Can I have that evaluate to "a" without needing to give :a a value like (mac :a t). I don't know if the same semantics apply to common-lisp


Solution

  • There is no way to do this with the base language. One could define a defun like macro to do this. Would you want to only allow these to be set to true or would you want to give values other than t (or nil be omission)? The first case can be done by writing some macros.

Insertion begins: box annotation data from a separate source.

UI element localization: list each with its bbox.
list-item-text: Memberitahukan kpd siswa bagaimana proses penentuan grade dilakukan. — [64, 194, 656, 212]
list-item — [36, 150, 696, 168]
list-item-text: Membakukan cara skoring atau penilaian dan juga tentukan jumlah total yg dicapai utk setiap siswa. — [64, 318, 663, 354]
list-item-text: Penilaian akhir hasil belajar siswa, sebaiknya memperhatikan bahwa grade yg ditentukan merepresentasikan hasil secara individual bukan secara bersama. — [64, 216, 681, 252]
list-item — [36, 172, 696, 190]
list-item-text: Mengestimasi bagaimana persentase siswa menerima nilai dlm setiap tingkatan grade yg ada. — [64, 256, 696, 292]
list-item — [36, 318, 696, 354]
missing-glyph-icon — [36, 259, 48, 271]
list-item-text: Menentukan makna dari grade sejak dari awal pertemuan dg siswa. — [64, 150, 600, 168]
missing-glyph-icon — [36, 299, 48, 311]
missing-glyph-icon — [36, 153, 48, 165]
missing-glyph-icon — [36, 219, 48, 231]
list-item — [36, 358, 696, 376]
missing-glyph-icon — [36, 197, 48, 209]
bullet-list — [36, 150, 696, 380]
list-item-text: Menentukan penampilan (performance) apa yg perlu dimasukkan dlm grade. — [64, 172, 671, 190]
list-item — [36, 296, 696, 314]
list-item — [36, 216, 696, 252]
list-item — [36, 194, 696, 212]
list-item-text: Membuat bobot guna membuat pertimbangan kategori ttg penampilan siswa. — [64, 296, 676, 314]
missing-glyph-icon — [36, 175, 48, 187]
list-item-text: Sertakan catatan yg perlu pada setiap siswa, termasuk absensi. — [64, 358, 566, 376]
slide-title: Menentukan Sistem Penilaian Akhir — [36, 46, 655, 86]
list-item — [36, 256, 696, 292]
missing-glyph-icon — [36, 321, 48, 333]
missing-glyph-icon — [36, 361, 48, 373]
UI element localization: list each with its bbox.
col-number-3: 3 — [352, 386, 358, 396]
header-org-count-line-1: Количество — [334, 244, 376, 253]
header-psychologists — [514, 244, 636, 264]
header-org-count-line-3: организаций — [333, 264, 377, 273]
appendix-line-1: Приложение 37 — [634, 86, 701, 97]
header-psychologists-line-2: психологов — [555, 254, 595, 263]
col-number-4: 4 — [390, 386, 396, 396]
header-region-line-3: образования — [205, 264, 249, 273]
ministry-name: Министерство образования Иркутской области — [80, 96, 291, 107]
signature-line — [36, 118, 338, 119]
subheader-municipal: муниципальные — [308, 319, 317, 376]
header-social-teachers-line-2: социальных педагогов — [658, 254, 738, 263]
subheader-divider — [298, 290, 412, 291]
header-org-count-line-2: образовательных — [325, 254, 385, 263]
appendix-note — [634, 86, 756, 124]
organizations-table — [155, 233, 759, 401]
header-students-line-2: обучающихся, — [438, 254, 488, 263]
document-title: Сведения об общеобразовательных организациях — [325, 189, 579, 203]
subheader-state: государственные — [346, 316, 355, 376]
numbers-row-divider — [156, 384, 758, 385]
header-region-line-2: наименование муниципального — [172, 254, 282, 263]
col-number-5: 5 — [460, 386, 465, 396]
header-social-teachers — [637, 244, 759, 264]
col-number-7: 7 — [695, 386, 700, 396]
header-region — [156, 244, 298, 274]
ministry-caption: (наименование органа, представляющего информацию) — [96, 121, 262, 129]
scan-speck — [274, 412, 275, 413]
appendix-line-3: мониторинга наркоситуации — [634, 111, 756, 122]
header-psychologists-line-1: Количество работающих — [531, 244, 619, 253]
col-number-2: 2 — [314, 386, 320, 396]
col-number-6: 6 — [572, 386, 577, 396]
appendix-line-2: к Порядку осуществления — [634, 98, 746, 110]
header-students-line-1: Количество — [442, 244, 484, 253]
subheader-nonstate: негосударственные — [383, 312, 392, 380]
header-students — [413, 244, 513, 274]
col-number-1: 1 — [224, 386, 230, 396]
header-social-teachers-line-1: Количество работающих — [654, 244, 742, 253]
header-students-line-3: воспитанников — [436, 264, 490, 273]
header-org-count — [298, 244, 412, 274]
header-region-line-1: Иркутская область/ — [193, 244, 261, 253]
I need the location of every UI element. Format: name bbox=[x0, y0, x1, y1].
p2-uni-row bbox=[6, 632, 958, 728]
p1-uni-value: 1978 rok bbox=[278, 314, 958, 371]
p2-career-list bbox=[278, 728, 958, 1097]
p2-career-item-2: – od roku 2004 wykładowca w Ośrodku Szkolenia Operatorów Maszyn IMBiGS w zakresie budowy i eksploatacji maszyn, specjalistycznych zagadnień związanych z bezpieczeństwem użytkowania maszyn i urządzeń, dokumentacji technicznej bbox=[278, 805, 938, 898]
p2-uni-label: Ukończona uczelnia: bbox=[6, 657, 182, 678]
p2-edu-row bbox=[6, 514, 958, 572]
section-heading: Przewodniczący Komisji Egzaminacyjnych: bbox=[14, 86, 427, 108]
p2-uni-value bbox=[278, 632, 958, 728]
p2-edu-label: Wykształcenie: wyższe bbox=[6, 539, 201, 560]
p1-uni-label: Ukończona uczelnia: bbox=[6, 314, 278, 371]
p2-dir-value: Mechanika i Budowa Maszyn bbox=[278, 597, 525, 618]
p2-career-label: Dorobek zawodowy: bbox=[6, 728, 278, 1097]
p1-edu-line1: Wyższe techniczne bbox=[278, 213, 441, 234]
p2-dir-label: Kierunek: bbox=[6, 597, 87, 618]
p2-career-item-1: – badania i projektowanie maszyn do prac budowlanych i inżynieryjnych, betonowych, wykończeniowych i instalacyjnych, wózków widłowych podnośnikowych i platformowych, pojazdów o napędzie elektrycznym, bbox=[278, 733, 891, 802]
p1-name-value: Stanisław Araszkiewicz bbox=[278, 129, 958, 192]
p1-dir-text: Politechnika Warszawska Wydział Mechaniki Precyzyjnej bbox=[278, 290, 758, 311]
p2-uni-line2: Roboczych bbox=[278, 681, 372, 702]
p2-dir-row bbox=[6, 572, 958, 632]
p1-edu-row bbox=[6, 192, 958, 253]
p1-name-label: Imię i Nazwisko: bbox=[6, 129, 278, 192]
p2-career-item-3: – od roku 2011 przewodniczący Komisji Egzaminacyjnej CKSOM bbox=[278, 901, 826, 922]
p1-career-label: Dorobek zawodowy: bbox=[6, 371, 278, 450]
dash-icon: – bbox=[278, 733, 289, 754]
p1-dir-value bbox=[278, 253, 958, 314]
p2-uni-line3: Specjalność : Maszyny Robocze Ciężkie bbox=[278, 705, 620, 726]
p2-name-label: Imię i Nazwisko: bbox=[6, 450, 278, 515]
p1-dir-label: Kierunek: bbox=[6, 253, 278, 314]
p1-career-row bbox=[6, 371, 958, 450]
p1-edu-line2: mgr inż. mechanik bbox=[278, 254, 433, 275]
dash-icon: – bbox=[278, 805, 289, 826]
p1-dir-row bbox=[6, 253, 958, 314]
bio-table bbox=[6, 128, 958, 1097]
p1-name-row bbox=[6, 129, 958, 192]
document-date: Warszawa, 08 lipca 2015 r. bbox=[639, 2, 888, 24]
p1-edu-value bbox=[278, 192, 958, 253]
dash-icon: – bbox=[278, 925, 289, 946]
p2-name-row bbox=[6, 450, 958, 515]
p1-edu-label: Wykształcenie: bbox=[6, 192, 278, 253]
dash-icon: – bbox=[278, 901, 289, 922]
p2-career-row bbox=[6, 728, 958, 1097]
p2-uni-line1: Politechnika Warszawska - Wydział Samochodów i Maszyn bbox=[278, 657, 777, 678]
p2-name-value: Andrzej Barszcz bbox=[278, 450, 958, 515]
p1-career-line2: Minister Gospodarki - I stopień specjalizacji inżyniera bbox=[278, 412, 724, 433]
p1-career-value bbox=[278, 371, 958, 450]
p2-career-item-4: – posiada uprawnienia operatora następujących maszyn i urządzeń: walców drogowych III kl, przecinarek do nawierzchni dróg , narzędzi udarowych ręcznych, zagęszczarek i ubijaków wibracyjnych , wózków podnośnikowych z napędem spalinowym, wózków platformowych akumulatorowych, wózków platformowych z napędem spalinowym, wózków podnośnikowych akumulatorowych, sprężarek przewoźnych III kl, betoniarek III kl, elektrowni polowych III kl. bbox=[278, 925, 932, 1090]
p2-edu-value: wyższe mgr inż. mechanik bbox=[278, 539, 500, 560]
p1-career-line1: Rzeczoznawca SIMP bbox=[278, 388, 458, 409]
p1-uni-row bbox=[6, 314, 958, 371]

The second case can’t be done in a nice way (specifically would (mac :a :b) do a <- t; b <- t or a <- :b?)

    Here is something you could write for Common Lisp:

    (defmacro keyset-bind (keys-and-vars form &body body)
      (let (syms vars
            (keyv (gensym "KEY")))
        (loop for key in keys-and-vars
          for sym = (if (consp key)
                        (car key)
                        (intern (symbol-name key) "KEYWORD"))
          for var = (if (consp key) (cadr key) key)
          collect sym into symst
          collect var into varst
          finally (setf syms symst vars varst))
        `(let ,vars
            (loop for ,keyv in ,form
              do (case ,keyv
                   ,@(loop for sym in syms
                       for var in vars
                       collect `((,sym) (setf ,var t)))
                   (t (error "unrecognised keyword ~a" ,keyv))))
            ,@body)))
    

    And then you can use it like:

    (defun mac (&rest switches)
      (keyset-bind (a b (:t foo)) switches
        (list a b foo)))
    
    CL-USER> (mac :a)
    (T NIL NIL)
    CL-USER> (mac :b :t)
    (NIL NIL T)
    CL-USER> (mac :baz)
    ;; Error ...
    

    One could write an alternative defun which accepted eg a &switch argument type in this way but then you would need to decide how to make it interact with other argument types and keywords and &allow-other-keys and :allow-other-keys t. In general all of this is a bad idea and any kind of mixing with (or even usage of) the above is discouraged as it makes it hard to know whether an unfamiliar function call will be interpreted as normal keywords or set-of-keywords. If you want a language which supports this kind of thing, look at perl6 where keywords are a key-value-pair type and there is special syntax for key => true and key => false.